(23 September 1936 – 18 October 2021)
This is an edited version of the obituary published in The Daily Telegraph on 22 November 2021
Michel Strauss, who has died aged 85, piloted the Impressionist and Modern Art department of Sotheby’s auction house in London over four decades.
Born in France, fluent in French, the grandson of a foremost French collector of Impressionist paintings, and a man with family connections in Europe and America, Strauss was passionate and knowledgeable about his subject and peculiarly well-qualified for the job.
When Michel was two his father died but fearful for his family’s well-being in Paris as war loomed, he had bought the Château de Brécourt in Normandy. In May 1940 Michel’s mother whisked him away from the German advance to safety in America. It was when he was a boy in New York that the seeds of his future career were sown. Taken by his mother to the Metropolitan Museum when he was six, he saw pictures by Manet, Monet and Degas for the first time and was amazed. At seven he saw The Art and Life of Van Gogh at the Wildenstein Galleries, drew his own versions of Van Gogh trees and decided he would like to be a museum curator.

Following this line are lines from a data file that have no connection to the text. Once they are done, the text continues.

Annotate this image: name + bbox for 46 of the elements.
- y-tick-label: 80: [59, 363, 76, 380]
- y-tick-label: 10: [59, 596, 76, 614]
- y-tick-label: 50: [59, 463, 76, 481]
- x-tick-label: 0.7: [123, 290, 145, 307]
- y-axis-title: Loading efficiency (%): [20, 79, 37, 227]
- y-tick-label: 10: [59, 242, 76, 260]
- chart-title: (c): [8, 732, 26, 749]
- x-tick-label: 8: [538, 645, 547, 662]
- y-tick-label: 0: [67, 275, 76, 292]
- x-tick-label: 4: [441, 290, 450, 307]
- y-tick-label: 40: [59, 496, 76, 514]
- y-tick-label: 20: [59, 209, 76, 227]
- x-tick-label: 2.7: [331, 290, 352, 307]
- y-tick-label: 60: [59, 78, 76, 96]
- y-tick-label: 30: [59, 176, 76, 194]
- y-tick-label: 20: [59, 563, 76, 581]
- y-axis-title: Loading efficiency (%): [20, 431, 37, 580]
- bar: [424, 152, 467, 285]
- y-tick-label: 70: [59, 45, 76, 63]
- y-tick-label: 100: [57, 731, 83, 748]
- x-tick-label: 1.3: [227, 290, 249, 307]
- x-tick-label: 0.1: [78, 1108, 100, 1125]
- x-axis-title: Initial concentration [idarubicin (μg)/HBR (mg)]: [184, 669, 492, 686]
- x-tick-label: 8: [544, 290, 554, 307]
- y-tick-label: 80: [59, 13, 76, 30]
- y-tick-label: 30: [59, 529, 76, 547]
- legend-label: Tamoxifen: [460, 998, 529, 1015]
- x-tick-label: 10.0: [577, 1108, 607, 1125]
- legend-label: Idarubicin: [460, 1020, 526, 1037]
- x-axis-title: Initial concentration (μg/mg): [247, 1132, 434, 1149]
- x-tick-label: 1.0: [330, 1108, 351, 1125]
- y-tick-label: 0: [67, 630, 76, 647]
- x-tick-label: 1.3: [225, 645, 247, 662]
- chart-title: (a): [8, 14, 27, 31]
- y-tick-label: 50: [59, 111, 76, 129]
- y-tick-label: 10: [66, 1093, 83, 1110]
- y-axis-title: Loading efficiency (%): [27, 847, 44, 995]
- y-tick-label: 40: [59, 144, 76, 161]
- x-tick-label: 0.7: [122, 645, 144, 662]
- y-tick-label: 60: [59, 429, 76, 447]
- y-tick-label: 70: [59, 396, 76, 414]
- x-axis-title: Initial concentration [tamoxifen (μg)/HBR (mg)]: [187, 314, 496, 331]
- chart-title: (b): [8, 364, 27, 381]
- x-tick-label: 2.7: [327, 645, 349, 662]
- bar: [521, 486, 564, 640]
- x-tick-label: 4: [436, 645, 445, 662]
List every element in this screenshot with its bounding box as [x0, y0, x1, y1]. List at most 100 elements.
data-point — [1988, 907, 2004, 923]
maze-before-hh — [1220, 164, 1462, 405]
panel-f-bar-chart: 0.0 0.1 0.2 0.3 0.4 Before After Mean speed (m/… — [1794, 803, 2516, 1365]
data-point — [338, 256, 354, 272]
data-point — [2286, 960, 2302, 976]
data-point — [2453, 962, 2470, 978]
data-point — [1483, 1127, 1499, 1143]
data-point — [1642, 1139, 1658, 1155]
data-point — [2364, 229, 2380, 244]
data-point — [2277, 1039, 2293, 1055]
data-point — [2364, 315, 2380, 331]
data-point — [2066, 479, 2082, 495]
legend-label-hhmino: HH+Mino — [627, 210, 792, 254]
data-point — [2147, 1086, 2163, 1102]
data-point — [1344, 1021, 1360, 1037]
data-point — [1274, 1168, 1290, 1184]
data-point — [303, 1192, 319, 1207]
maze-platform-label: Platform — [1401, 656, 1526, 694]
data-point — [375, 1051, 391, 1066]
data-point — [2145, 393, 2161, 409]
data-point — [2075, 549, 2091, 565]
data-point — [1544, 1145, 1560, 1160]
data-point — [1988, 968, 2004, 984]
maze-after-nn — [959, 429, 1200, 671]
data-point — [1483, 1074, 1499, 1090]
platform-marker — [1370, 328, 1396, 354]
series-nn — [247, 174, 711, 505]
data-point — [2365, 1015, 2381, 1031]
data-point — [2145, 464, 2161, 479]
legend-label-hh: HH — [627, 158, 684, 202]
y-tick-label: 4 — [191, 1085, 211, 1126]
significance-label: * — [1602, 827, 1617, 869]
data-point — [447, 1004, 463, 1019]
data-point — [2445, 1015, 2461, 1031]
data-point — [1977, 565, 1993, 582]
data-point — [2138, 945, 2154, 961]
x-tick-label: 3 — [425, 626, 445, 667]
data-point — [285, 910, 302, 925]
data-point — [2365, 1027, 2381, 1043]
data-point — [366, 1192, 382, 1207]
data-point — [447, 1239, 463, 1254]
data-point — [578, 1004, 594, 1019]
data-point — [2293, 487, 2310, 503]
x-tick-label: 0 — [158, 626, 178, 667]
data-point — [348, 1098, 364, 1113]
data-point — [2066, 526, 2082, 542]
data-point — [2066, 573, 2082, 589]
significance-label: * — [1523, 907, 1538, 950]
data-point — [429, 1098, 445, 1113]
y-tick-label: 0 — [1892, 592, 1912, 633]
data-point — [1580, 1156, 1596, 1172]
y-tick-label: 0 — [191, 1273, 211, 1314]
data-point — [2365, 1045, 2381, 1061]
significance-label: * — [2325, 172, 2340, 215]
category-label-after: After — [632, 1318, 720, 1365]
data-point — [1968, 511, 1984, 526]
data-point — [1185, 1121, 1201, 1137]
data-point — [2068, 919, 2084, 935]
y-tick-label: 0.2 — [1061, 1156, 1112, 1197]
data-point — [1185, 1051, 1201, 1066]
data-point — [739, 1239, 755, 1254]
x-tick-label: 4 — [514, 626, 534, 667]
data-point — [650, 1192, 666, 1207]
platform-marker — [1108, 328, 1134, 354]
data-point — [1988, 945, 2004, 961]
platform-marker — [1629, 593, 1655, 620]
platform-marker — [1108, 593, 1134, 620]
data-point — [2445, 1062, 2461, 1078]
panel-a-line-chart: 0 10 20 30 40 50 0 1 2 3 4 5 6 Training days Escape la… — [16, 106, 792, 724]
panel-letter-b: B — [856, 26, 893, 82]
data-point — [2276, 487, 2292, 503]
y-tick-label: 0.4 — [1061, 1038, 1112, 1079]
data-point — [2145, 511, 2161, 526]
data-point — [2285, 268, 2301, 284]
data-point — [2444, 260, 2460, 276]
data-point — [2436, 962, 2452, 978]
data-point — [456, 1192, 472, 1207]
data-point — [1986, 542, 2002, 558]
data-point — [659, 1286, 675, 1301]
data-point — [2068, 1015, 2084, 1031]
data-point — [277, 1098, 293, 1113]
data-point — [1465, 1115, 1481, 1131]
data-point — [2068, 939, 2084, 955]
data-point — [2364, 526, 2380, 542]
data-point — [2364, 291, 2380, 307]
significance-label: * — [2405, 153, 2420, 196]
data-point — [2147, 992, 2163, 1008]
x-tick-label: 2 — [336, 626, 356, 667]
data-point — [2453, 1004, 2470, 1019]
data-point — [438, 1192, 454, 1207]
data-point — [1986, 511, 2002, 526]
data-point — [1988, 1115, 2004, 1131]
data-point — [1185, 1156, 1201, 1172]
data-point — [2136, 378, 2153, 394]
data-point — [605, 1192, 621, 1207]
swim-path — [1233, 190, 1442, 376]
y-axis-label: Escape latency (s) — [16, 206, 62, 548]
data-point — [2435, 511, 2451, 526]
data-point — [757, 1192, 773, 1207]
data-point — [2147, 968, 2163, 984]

In 1946 the family returned to Europe living near Oxford where his stepfather physicist Hans von Halban had been appointed to a professorship. Whilst in Oxfordshire Michel attended MCS, leaving in 1951 to become a boarder at Bryanston. Strauss spent a year reading PPE at Christ Church, Oxford where he was a keen skier, belonging to the university team, but then returned to America at the suggestion of his new stepfather Isaiah Berlin. Here he read History of Art and Russian Literature at Harvard, this programme suited him to a tee.
During a spell of art-historical study at the Courtauld Institute in London, Strauss came to the attention of Peter Wilson the chairman of Sotheby’s and in 1961 he joined the firm’s new Impressionist and Modern Art department working as a cataloguer alongside Bruce Chatwin. In 2011 he published a fascinating memoir Pictures, Passion and Eye: A Life at Sotheby’s. He was married twice, first to Margery Tongway in 1959, they had a daughter and son. His second wife was Sally Lloyd Pearson.